Teammates collaborate on strategy and secretly show each other their hands. Alternate teammates being the solo player each round.
This 2v1 format enables new strategies and alliances. Have fun scheming against each other!
Those are just a few ways I‘ve enjoyed mixing up 3 player Crazy Eights action. But the bottom line is that this classic game lends itself perfectly to a small group of 3.
The gameplay is always a blast whether playing via GamePigeon or in-person with real cards. Just be ready for some intense rivalries between friends!
The Bottom Line: Yes, You Can Definitely Play Crazy Eights with 3 Players on GamePigeon
So in summary – absolutely, positively yes…you can play a fun and competitive game of Crazy Eights on GamePigeon with 3 total players!

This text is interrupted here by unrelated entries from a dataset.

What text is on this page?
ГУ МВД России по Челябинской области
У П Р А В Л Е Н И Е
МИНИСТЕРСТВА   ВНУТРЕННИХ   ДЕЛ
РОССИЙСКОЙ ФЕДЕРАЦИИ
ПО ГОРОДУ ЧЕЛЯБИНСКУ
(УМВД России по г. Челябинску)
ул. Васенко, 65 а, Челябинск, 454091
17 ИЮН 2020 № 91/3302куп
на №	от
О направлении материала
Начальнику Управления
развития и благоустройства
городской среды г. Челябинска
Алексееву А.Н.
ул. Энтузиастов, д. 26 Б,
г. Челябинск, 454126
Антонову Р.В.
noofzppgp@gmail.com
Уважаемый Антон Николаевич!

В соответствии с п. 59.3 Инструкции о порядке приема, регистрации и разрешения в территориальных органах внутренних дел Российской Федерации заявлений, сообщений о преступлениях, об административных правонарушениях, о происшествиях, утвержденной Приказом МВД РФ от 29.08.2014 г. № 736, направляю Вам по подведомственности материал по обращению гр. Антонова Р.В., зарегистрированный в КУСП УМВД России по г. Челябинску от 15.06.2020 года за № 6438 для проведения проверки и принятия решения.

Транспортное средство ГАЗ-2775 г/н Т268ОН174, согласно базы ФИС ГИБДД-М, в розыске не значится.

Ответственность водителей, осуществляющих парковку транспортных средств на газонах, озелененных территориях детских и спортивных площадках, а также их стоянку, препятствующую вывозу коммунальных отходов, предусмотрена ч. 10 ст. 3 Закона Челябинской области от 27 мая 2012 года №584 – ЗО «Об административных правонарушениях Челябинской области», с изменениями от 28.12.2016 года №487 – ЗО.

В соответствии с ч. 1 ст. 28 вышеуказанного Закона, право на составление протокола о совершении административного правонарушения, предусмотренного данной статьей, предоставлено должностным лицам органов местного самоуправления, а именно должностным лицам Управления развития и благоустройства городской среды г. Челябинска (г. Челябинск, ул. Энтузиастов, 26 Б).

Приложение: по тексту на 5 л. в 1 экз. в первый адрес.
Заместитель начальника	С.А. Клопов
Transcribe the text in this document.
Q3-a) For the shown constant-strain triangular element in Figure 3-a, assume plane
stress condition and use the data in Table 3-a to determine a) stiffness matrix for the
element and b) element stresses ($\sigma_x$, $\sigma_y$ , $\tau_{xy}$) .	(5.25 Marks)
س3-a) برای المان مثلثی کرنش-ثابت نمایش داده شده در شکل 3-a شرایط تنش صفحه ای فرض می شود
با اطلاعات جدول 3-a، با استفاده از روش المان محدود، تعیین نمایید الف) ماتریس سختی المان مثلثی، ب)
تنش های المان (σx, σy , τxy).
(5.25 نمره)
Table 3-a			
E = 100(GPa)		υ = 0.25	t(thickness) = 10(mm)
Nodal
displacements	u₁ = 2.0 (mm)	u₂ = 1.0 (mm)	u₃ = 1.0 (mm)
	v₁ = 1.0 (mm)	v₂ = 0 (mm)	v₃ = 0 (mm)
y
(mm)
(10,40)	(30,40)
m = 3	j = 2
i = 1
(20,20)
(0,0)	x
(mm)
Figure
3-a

The app conveniently handles the logistics which enables fast-paced rounds. But joining up remotely does lose out on some in-person social elements.
My advice is to mix up both digital GamePigeon games and analog rounds with real cards for variety. Take advantage of both formats for endless Crazy Eights action!
I hope these tips help you dominate your next 3 player GamePigeon matchup. Let me know if you have any other questions! This is one of my all-time favorite classics.